Wednesday Reading List

2024 Market Outlook by Heritage Financial

Our team’s 2024 outlook contains a ten-year return forecast for all asset classes and the year over year change to those numbers from last year. The team sees stronger future returns for bonds and real assets, inflation being range bound but above the Fed’s 2% target, and stocks struggling to replicate the last decade of returns due to valuations but new leadership emerging outside of the so-called Magnificent 7.

Mixed Signals: December’s Jobs Report by Charles Schwab Asset Management

The labor market is sending mixed signals about the likelihood of a recession and rate cuts this year. Headline payroll growth was strong but some underlying data was weaker. The market may be too optimistic in expecting March rate cuts, although cuts in 2024 are still expected.

The stock market will often fall on its way up by TKer

Stocks are off to a sluggish start in 2024, but this piece does an excellent job putting stock returns into context. In the average year, the S&P 500 dips 3% at least seven times, 5% three times, and 10% once. The average annual drawdown is 14%. Finally, in case you were concerned that this year has to be bad because last year was so great, Sam shares a chart showing that good years more often than not follow great ones.

The Best 529 Plans for 2024 by Morningstar

“A 529 education savings plan is a type of investment vehicle that is tax-advantaged. Your money grows tax-free, and if you use that money to fund certain qualified education expenses like tuition and books, then you don’t get taxed on the capital gains.” According to Morningstar, the two best are the Utah and Pennsylvania plans.

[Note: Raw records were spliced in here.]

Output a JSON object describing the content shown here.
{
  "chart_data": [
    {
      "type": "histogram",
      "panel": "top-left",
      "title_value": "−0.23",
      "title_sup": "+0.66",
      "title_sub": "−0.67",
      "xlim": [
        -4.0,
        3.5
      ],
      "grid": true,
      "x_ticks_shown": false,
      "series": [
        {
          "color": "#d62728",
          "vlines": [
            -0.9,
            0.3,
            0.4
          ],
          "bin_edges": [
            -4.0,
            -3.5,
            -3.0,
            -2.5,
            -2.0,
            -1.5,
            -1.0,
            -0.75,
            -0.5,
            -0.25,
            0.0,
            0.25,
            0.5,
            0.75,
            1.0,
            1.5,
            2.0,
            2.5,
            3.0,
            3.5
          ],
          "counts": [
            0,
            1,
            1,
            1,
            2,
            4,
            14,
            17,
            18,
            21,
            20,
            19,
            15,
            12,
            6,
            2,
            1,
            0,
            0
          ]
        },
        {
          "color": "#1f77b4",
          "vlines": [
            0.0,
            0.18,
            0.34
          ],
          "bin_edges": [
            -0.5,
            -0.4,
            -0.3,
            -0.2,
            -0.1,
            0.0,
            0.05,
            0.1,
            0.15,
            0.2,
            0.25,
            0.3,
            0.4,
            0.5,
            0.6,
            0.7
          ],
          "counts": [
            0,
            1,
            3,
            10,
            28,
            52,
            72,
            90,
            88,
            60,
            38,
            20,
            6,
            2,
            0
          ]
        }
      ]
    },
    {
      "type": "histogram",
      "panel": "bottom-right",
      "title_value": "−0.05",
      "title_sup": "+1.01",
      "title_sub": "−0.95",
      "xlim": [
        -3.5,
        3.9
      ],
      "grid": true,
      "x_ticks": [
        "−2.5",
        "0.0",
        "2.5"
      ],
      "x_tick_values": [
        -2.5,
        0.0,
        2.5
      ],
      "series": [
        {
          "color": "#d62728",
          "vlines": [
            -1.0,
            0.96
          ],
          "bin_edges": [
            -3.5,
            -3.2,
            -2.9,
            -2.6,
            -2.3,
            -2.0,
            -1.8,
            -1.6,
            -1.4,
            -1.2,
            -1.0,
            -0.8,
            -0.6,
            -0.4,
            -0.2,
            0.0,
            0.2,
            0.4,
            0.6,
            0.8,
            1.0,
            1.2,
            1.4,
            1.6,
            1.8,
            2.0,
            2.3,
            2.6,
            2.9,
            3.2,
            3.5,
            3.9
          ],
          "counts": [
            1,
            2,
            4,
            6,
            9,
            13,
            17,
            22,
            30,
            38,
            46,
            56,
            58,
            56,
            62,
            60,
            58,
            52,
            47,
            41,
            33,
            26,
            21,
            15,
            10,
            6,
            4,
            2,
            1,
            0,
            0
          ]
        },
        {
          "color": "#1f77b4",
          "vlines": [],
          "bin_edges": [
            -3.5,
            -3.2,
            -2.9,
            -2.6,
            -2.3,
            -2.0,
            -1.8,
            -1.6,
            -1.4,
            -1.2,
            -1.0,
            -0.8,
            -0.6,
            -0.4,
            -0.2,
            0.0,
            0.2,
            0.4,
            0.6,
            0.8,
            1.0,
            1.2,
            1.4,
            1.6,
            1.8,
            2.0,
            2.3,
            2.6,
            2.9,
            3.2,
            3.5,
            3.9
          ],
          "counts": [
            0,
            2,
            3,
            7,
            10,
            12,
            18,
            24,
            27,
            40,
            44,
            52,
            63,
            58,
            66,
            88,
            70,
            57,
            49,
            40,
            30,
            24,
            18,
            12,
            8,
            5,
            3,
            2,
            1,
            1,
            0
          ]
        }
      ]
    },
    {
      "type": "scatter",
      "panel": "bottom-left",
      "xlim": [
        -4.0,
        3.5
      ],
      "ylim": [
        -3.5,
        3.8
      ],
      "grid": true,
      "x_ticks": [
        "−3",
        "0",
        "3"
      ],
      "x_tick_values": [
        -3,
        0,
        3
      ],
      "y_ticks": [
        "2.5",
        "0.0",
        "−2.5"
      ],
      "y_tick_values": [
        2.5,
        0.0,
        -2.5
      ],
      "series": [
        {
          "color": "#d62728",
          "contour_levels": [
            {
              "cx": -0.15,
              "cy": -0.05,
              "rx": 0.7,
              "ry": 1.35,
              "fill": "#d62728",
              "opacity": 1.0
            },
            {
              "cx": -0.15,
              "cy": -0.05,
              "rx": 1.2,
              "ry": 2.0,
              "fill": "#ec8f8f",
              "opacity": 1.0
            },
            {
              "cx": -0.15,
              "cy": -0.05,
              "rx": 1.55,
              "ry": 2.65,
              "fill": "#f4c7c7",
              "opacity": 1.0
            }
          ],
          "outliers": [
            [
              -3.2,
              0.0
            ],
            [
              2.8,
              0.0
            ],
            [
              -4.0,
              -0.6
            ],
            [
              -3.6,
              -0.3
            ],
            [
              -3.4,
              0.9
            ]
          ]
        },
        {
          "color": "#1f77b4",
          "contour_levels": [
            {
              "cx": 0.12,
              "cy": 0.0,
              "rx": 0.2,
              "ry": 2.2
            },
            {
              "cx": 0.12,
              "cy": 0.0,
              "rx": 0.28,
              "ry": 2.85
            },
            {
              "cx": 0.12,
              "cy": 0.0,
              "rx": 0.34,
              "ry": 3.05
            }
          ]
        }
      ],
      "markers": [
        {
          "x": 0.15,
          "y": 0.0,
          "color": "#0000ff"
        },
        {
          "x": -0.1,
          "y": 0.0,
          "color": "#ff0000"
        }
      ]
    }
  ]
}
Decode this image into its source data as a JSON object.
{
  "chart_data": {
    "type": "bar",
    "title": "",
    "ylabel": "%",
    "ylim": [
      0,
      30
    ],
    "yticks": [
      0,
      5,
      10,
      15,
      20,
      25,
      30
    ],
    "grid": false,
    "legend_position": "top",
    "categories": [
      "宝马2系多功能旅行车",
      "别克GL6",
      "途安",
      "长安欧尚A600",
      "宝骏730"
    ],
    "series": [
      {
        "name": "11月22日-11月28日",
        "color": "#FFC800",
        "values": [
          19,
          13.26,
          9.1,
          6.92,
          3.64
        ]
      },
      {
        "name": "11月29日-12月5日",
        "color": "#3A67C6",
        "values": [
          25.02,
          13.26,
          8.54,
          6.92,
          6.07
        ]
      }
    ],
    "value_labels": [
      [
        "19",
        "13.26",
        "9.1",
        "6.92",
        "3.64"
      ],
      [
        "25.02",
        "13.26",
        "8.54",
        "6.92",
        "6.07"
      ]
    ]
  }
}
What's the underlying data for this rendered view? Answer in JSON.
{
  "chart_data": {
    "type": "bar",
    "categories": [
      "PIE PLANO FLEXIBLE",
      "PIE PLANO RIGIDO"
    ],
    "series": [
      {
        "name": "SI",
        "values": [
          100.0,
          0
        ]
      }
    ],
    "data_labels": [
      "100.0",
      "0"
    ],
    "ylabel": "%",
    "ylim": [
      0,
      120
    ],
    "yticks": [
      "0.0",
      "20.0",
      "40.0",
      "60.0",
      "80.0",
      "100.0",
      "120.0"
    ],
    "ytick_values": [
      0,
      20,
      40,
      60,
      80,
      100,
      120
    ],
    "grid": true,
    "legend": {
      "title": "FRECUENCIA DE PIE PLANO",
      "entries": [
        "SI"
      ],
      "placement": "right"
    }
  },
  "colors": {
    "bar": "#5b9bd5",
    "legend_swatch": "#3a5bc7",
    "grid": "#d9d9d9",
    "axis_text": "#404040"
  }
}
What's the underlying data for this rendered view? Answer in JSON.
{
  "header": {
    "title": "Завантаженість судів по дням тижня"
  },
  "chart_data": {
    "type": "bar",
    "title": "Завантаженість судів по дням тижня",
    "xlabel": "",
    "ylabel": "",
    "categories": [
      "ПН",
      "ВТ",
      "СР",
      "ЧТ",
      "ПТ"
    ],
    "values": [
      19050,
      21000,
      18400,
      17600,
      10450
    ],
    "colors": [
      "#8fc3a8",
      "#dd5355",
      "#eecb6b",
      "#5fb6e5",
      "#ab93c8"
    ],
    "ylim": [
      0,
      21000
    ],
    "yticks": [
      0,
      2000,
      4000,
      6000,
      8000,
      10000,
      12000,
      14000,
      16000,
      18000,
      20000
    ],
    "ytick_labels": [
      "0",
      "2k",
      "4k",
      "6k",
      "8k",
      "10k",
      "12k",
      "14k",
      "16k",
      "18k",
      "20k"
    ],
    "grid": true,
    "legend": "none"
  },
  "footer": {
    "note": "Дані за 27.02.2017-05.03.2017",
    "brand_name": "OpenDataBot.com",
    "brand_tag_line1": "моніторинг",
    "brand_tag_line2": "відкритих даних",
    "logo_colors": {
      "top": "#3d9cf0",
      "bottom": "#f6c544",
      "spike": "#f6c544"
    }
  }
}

Easy Money by Howard Marks

In his latest memo, Marks characterizes the 13 years from 2008-2021 as “easy times, fueled by easy money” due to the Fed’s monetary policy and low interest rates. He then shares his thoughts on the investment ramifications of these those things. It’s a master class for those who have time to read it (or listen to the podcast version included). He summarizes the piece nicely at the end:

  1. The period from 1980 through 2021 was generally one of declining and/or ultra-low interest rates.
  2. This had profound ramifications in many areas, including determining which investment strategies would be the winners and losers.
  3. That changed in 2022, when the Fed was forced to begin raising interest rates to combat inflation.
  4. We’re unlikely to go back to such easy money conditions, other than temporarily in response to recessions.
  5. Therefore, the investment environment in the coming years will feature higher interest rates than those we saw in 2009-21.  Different strategies will outperform in the period ahead, and thus a different asset allocation is called for.